While we were parked in Alpena, two red/orange Polaris Slingshots went through town headed east. Then as we were getting ready to ride, another stopped before continuing west ahead of us. We caught up with it before we reached Berryville, and then we got ahead in traffic. It followed us to Motel 62, where it kept going. On the way, we passed another one heading east. These things seem to be getting popular.
More people had arrived while we were away. I tried to document a few.
We were a little hungry after the ride, so Didsbury Dave and Model T (from Okie City) joined Sandy and I for lunch at the Route 62 diner. Sandy had a shake and I had a patty melt with real hamburger. The server was friendly. Very friendly. Maybe too friendly. We found out all about her driver's licence suspensions. The restaurant had a number of portraits on the wall. JFK was hung between Jackie and Marilyn Monroe. Fitting, I guess.
Back at the motel, we tried to get the temperamental WiFi to work so we could post some pictures of the day so far. We are having exactly the same issues that we had last year. Dropped connections, slow connections and, often, just an inability to connect.
For entertainment tonight, Sherm had arranged for a trip to see The George Brothers. They used to own the Ozark Mountain Hoedown Theater within walking distance of Motel 62. That was where we saw them the last two years. They sold the Hoedown when they started touring and now play a small venue called Outlaw Willie when they are in town. They feature country music (now a Willie Nelson tribute), comedy and audience interaction. The best advice is to not come to their attention. More on that in a minute.

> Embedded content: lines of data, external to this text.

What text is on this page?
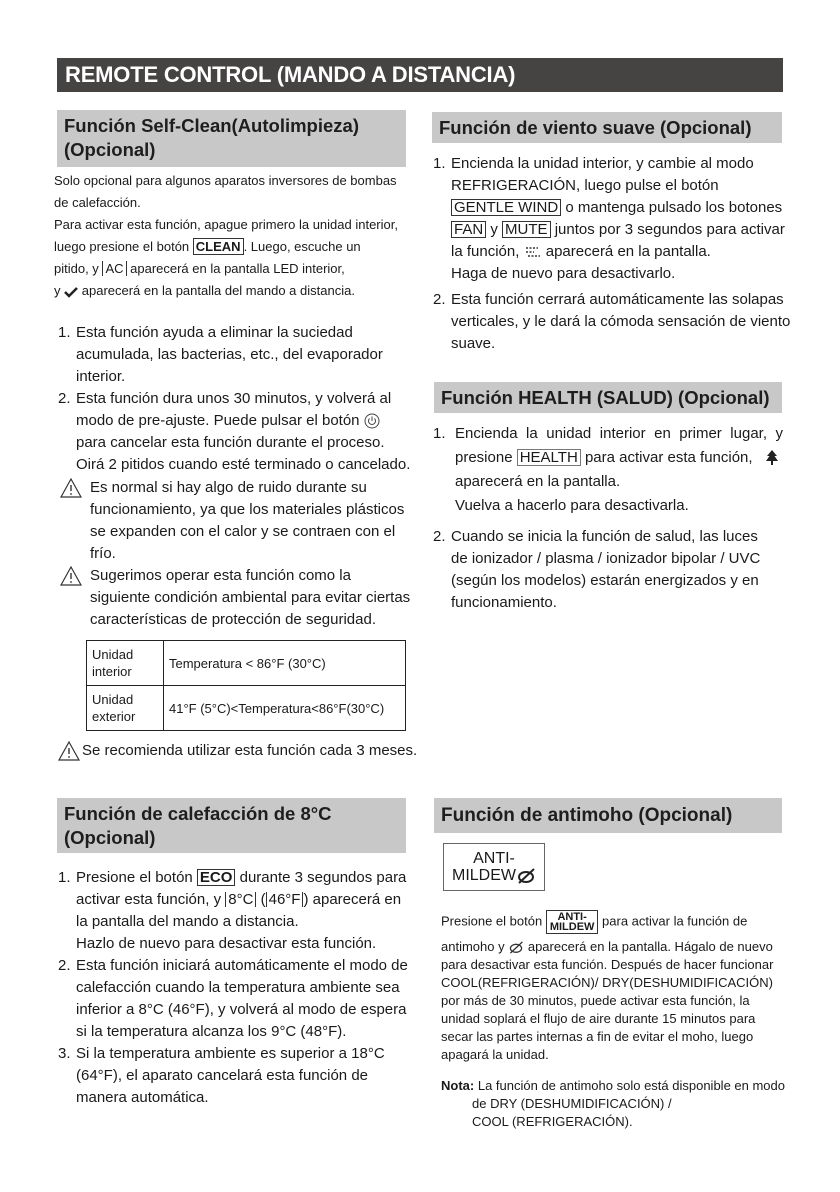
REMOTE CONTROL (MANDO A DISTANCIA)
Función Self-Clean(Autolimpieza)
(Opcional)
Solo opcional para algunos aparatos inversores de bombas
de calefacción.
Para activar esta función, apague primero la unidad interior,
luego presione el botón CLEAN . Luego, escuche un
pitido, y AC aparecerá en la pantalla LED interior,
y aparecerá en la pantalla del mando a distancia.
1. Esta función ayuda a eliminar la suciedad
acumulada, las bacterias, etc., del evaporador
interior.
2. Esta función dura unos 30 minutos, y volverá al
modo de pre-ajuste. Puede pulsar el botón
para cancelar esta función durante el proceso.
Oirá 2 pitidos cuando esté terminado o cancelado.
Es normal si hay algo de ruido durante su
funcionamiento, ya que los materiales plásticos
se expanden con el calor y se contraen con el
frío.
Sugerimos operar esta función como la
siguiente condición ambiental para evitar ciertas
características de protección de seguridad.
Unidad interior	Temperatura < 86°F (30°C)
Unidad exterior	41°F (5°C)<Temperatura<86°F(30°C)
Se recomienda utilizar esta función cada 3 meses.
Función de viento suave (Opcional)
1. Encienda la unidad interior, y cambie al modo
REFRIGERACIÓN, luego pulse el botón
GENTLE WIND o mantenga pulsado los botones
FAN y MUTE juntos por 3 segundos para activar
la función, aparecerá en la pantalla.
Haga de nuevo para desactivarlo.
2. Esta función cerrará automáticamente las solapas
verticales, y le dará la cómoda sensación de viento
suave.
Función HEALTH (SALUD) (Opcional)
1. Encienda la unidad interior en primer lugar, y
presione HEALTH para activar esta función,
aparecerá en la pantalla.
Vuelva a hacerlo para desactivarla.
2. Cuando se inicia la función de salud, las luces
de ionizador / plasma / ionizador bipolar / UVC
(según los modelos) estarán energizados y en
funcionamiento.
Función de calefacción de 8°C
(Opcional)
1. Presione el botón ECO durante 3 segundos para
activar esta función, y 8°C ( 46°F ) aparecerá en
la pantalla del mando a distancia.
Hazlo de nuevo para desactivar esta función.
2. Esta función iniciará automáticamente el modo de
calefacción cuando la temperatura ambiente sea
inferior a 8°C (46°F), y volverá al modo de espera
si la temperatura alcanza los 9°C (48°F).
3. Si la temperatura ambiente es superior a 18°C
(64°F), el aparato cancelará esta función de
manera automática.
Función de antimoho (Opcional)
ANTI-
MILDEW
Presione el botón ANTI-
MILDEW para activar la función de
antimoho y aparecerá en la pantalla. Hágalo de nuevo
para desactivar esta función. Después de hacer funcionar
COOL(REFRIGERACIÓN)/ DRY(DESHUMIDIFICACIÓN)
por más de 30 minutos, puede activar esta función, la
unidad soplará el flujo de aire durante 15 minutos para
secar las partes internas a fin de evitar el moho, luego
apagará la unidad.
Nota: La función de antimoho solo está disponible en modo
de DRY (DESHUMIDIFICACIÓN) /
COOL (REFRIGERACIÓN).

Now more on keeping a low profile. Sherm, Sandy and I arrived at Outlaw Willie early because Sherm had all the names of the people who had paid. Watchman came in and told me Lucky Al had walked over to the Ozark Mountain Hoedown, apparently not aware of the change of venue. Not wanting Al to miss the show, I climbed on the bike to head back and let him know. Half way back, my cell phone rang but I couldn't answer hands free because I wasn't wearing a helmet/headset. It kept ringing.
I found Al waiting under the Hoedown sign, cell phone in hand. He kept calling because my US cell phone message kept telling him I wasn't in the USA. My bad. He asked for a ride to the show because he had disassembled the front brakes on his bike. I said sure, but he'd have to find another way back.

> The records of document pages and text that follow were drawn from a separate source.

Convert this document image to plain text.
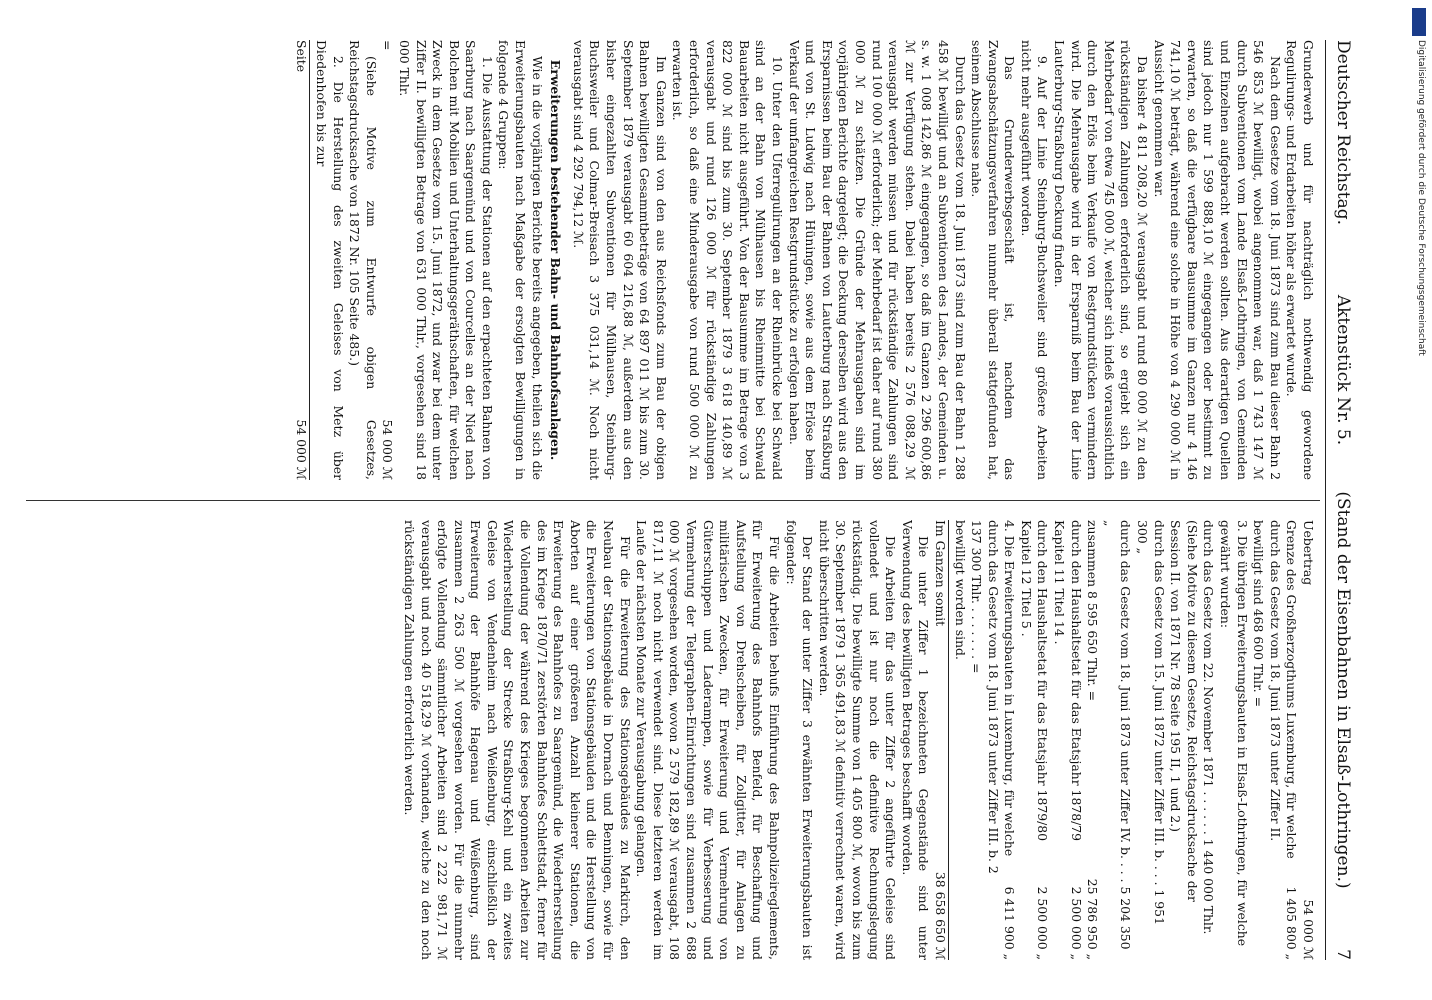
Deutscher Reichstag.
Aktenstück Nr. 5.
(Stand der Eisenbahnen in Elsaß-Lothringen.)
7

Grunderwerb und für nachträglich nothwendig gewordene Regulirungs- und Erdarbeiten höher als erwartet wurde.

Nach dem Gesetze vom 18. Juni 1873 sind zum Bau dieser Bahn 2 546 853 ℳ bewilligt, wobei angenommen war, daß 1 743 147 ℳ durch Subventionen vom Lande Elsaß-Lothringen, von Gemeinden und Einzelnen aufgebracht werden sollten. Aus derartigen Quellen sind jedoch nur 1 599 888,10 ℳ eingegangen oder bestimmt zu erwarten, so daß die verfügbare Bausumme im Ganzen nur 4 146 741,10 ℳ beträgt, während eine solche in Höhe von 4 290 000 ℳ in Aussicht genommen war.

Da bisher 4 811 208,20 ℳ verausgabt und rund 80 000 ℳ zu den rückständigen Zahlungen erforderlich sind, so ergiebt sich ein Mehrbedarf von etwa 745 000 ℳ, welcher sich indeß voraussichtlich durch den Erlös beim Verkaufe von Restgrundstücken vermindern wird. Die Mehrausgabe wird in der Ersparniß beim Bau der Linie Lauterburg-Straßburg Deckung finden.

9. Auf der Linie Steinburg-Buchsweiler sind größere Arbeiten nicht mehr ausgeführt worden.

Das Grunderwerbsgeschäft ist, nachdem das Zwangsabschätzungsverfahren nunmehr überall stattgefunden hat, seinem Abschlusse nahe.

Durch das Gesetz vom 18. Juni 1873 sind zum Bau der Bahn 1 288 458 ℳ bewilligt und an Subventionen des Landes, der Gemeinden u. s. w. 1 008 142,86 ℳ eingegangen, so daß im Ganzen 2 296 600,86 ℳ zur Verfügung stehen. Dabei haben bereits 2 576 088,29 ℳ verausgabt werden müssen und für rückständige Zahlungen sind rund 100 000 ℳ erforderlich; der Mehrbedarf ist daher auf rund 380 000 ℳ zu schätzen. Die Gründe der Mehrausgaben sind im vorjährigen Berichte dargelegt; die Deckung derselben wird aus den Ersparnissen beim Bau der Bahnen von Lauterburg nach Straßburg und von St. Ludwig nach Hüningen, sowie aus dem Erlöse beim Verkauf der umfangreichen Restgrundstücke zu erfolgen haben.

10. Unter den Uferregulirungen an der Rheinbrücke bei Schwald sind an der Bahn von Mülhausen bis Rheinmitte bei Schwald Bauarbeiten nicht ausgeführt. Von der Bausumme im Betrage von 3 822 000 ℳ sind bis zum 30. September 1879 3 618 140,89 ℳ verausgabt und rund 126 000 ℳ für rückständige Zahlungen erforderlich, so daß eine Minderausgabe von rund 500 000 ℳ zu erwarten ist.

Im Ganzen sind von den aus Reichsfonds zum Bau der obigen Bahnen bewilligten Gesammtbeträge von 64 897 011 ℳ bis zum 30. September 1879 verausgabt 60 604 216,88 ℳ, außerdem aus den bisher eingezahlten Subventionen für Mülhausen, Steinburg-Buchsweiler und Colmar-Breisach 3 375 031,14 ℳ. Noch nicht verausgabt sind 4 292 794,12 ℳ.

Erweiterungen bestehender Bahn- und Bahnhofsanlagen.

Wie in die vorjährigen Berichte bereits angegeben, theilen sich die Erweiterungsbauten nach Maßgabe der ersolgten Bewilligungen in folgende 4 Gruppen:

1. Die Ausstattung der Stationen auf den erpachteten Bahnen von Saarburg nach Saargemünd und von Courcelles an der Nied nach Bolchen mit Mobilien und Unterhaltungsgeräthschaften, für welchen Zweck in dem Gesetze vom 15. Juni 1872, und zwar bei dem unter Ziffer II. bewilligten Betrage von 631 000 Thlr., vorgesehen sind 18 000 Thlr.

=
54 000 ℳ

(Siehe Motive zum Entwurfe obigen Gesetzes, Reichstagsdrucksache von 1872 Nr. 105 Seite 485.)

2. Die Herstellung des zweiten Geleises von Metz über Diedenhofen bis zur

Seite
54 000 ℳ
Uebertrag
54 000 ℳ
Grenze des Großherzogthums Luxemburg, für welche durch das Gesetz vom 18. Juni 1873 unter Ziffer II. bewilligt sind 468 600 Thlr. =
1 405 800 „
3. Die übrigen Erweiterungsbauten in Elsaß-Lothringen, für welche gewährt wurden:
durch das Gesetz vom 22. November 1871 . . . . . . 1 440 000 Thlr.
(Siehe Motive zu diesem Gesetze, Reichstagsdrucksache der Session II. von 1871 Nr. 78 Seite 195 II, 1 und 2.)
durch das Gesetz vom 15. Juni 1872 unter Ziffer III. b. . . . 1 951 300 „
durch das Gesetz vom 18. Juni 1873 unter Ziffer IV. b. . . . 5 204 350 „
zusammen 8 595 650 Thlr. =
25 786 950 „
durch den Haushaltsetat für das Etatsjahr 1878/79 Kapitel 11 Titel 14 .
2 500 000 „
durch den Haushaltsetat für das Etatsjahr 1879/80 Kapitel 12 Titel 5 .
2 500 000 „
4. Die Erweiterungsbauten in Luxemburg, für welche durch das Gesetz vom 18. Juni 1873 unter Ziffer III. b. 2 137 300 Thlr. . . . . . . . =
6 411 900 „
bewilligt worden sind.
Im Ganzen somit
38 658 650 ℳ

Die unter Ziffer 1 bezeichneten Gegenstände sind unter Verwendung des bewilligten Betrages beschafft worden.

Die Arbeiten für das unter Ziffer 2 angeführte Geleise sind vollendet und ist nur noch die definitive Rechnungslegung rückständig. Die bewilligte Summe von 1 405 800 ℳ, wovon bis zum 30. September 1879 1 365 491,83 ℳ definitiv verrechnet waren, wird nicht überschritten werden.

Der Stand der unter Ziffer 3 erwähnten Erweiterungsbauten ist folgender:

Für die Arbeiten behufs Einführung des Bahnpolizeireglements, für Erweiterung des Bahnhofs Benfeld, für Beschaffung und Aufstellung von Drehscheiben, für Zollgitter, für Anlagen zu militärischen Zwecken, für Erweiterung und Vermehrung von Güterschuppen und Laderampen, sowie für Verbesserung und Vermehrung der Telegraphen-Einrichtungen sind zusammen 2 688 000 ℳ vorgesehen worden, wovon 2 579 182,89 ℳ verausgabt, 108 817,11 ℳ noch nicht verwendet sind. Diese letzteren werden im Laufe der nächsten Monate zur Verausgabung gelangen.

Für die Erweiterung des Stationsgebäudes zu Markirch, den Neubau der Stationsgebäude in Dornach und Benningen, sowie für die Erweiterungen von Stationsgebäuden und die Herstellung von Aborten auf einer größeren Anzahl kleinerer Stationen, die Erweiterung des Bahnhofes zu Saargemünd, die Wiederherstellung des im Kriege 1870/71 zerstörten Bahnhofes Schlettstadt, ferner für die Vollendung der während des Krieges begonnenen Arbeiten zur Wiederherstellung der Strecke Straßburg-Kehl und ein zweites Geleise von Vendenheim nach Weißenburg, einschließlich der Erweiterung der Bahnhöfe Hagenau und Weißenburg, sind zusammen 2 263 500 ℳ vorgesehen worden. Für die nunmehr erfolgte Vollendung sämmtlicher Arbeiten sind 2 222 981,71 ℳ verausgabt und noch 40 518,29 ℳ vorhanden, welche zu den noch rückständigen Zahlungen erforderlich werden.

Digitalisierung gefördert durch die Deutsche Forschungsgemeinschaft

Al is not a small lad. I adjusted my spring pre-load to the max 25, wishing for maybe 40. I could feel the weight behind me as we rode back through town but it didn't become an issue until we pulled into the parking lot. Riders very often don't have the best passenger instincts. When the bike stops, don't shift your weight to one side to try to get a foot on the ground. I almost lost it one way and then the other. Brother P. Nutt George stepped in to help keep the bike upright. This, of course, painted a bullseye on both of us. It didn't help that Celine Dion was singing My Heart Will Go On over the bike stereo as we pulled in.

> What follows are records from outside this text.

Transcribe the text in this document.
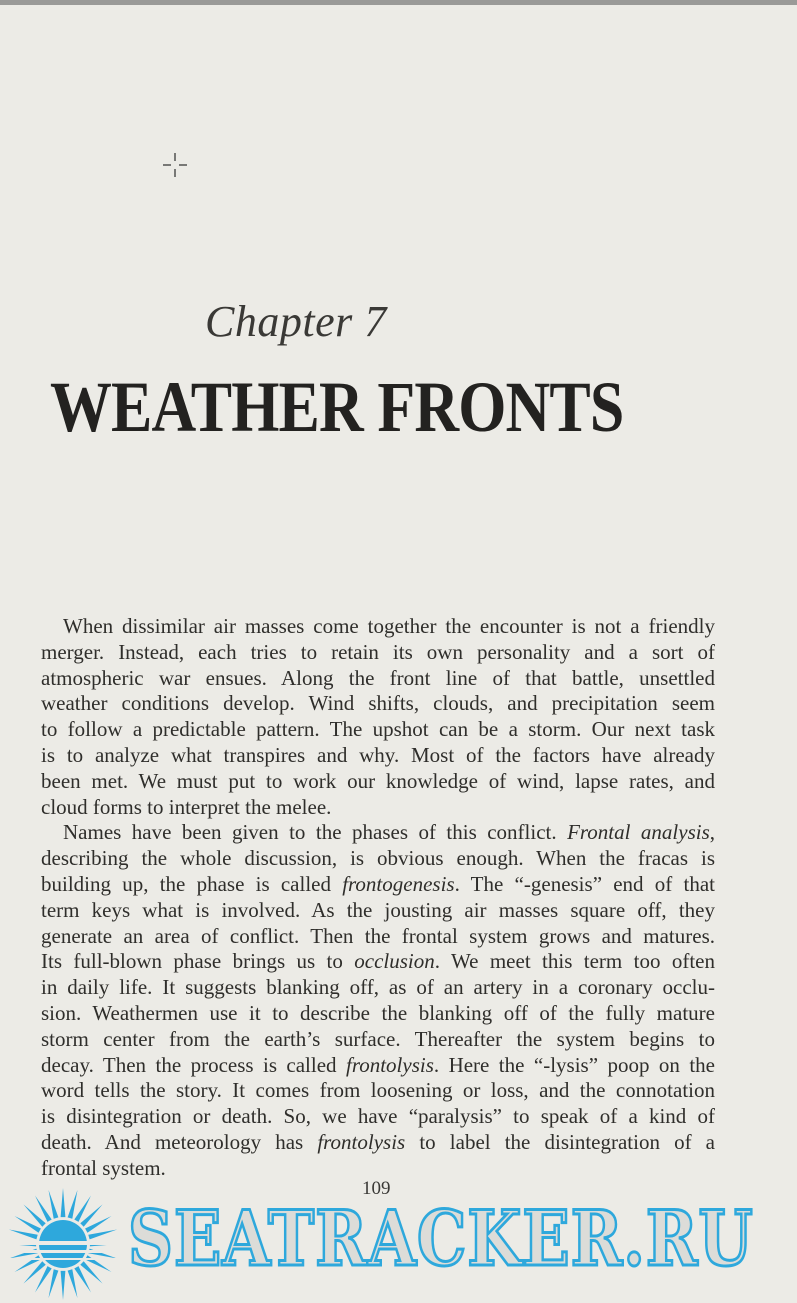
Chapter 7
WEATHER FRONTS
When dissimilar air masses come together the encounter is not a friendly
merger. Instead, each tries to retain its own personality and a sort of
atmospheric war ensues. Along the front line of that battle, unsettled
weather conditions develop. Wind shifts, clouds, and precipitation seem
to follow a predictable pattern. The upshot can be a storm. Our next task
is to analyze what transpires and why. Most of the factors have already
been met. We must put to work our knowledge of wind, lapse rates, and
cloud forms to interpret the melee.
Names have been given to the phases of this conflict. Frontal analysis,
describing the whole discussion, is obvious enough. When the fracas is
building up, the phase is called frontogenesis. The “-genesis” end of that
term keys what is involved. As the jousting air masses square off, they
generate an area of conflict. Then the frontal system grows and matures.
Its full-blown phase brings us to occlusion. We meet this term too often
in daily life. It suggests blanking off, as of an artery in a coronary occlu-
sion. Weathermen use it to describe the blanking off of the fully mature
storm center from the earth’s surface. Thereafter the system begins to
decay. Then the process is called frontolysis. Here the “-lysis” poop on the
word tells the story. It comes from loosening or loss, and the connotation
is disintegration or death. So, we have “paralysis” to speak of a kind of
death. And meteorology has frontolysis to label the disintegration of a
frontal system.
109
SEATRACKER.RU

There were 29 of us and two walk-in folks from Kansas City when the show started at 7:30 sharp. The brothers opened with Willie. Then they (Randall particularly) interacted with some of the audience members. Al and I were near the top of the list (I was either cue-ball due to my very short hair or Gold Wing). A quartet of guys including both of us and Southern Draw were drafted to sing the refrain from Momma, Don't Let Your Babies Grow Up To Be Cowboys. I actually enjoyed that. There was some dancing and more group participation. Because Ponytail won't sing Julio Iglesias, they drafted a few guys to sing his part in To All The Girls I Loved Before. These included Al, Jason, Southern Draw, Sherm and 'Chicken Legs' Lanny.
I think everyone enjoyed the show. I know we did. My only personal disappointment was that Leslie 'Girl' Wright wasn't there.
We rode back to the motel and spent the evening hanging out in the parking lot. Sandy and I didn't get to bed until nearly midnight, way late for us these days.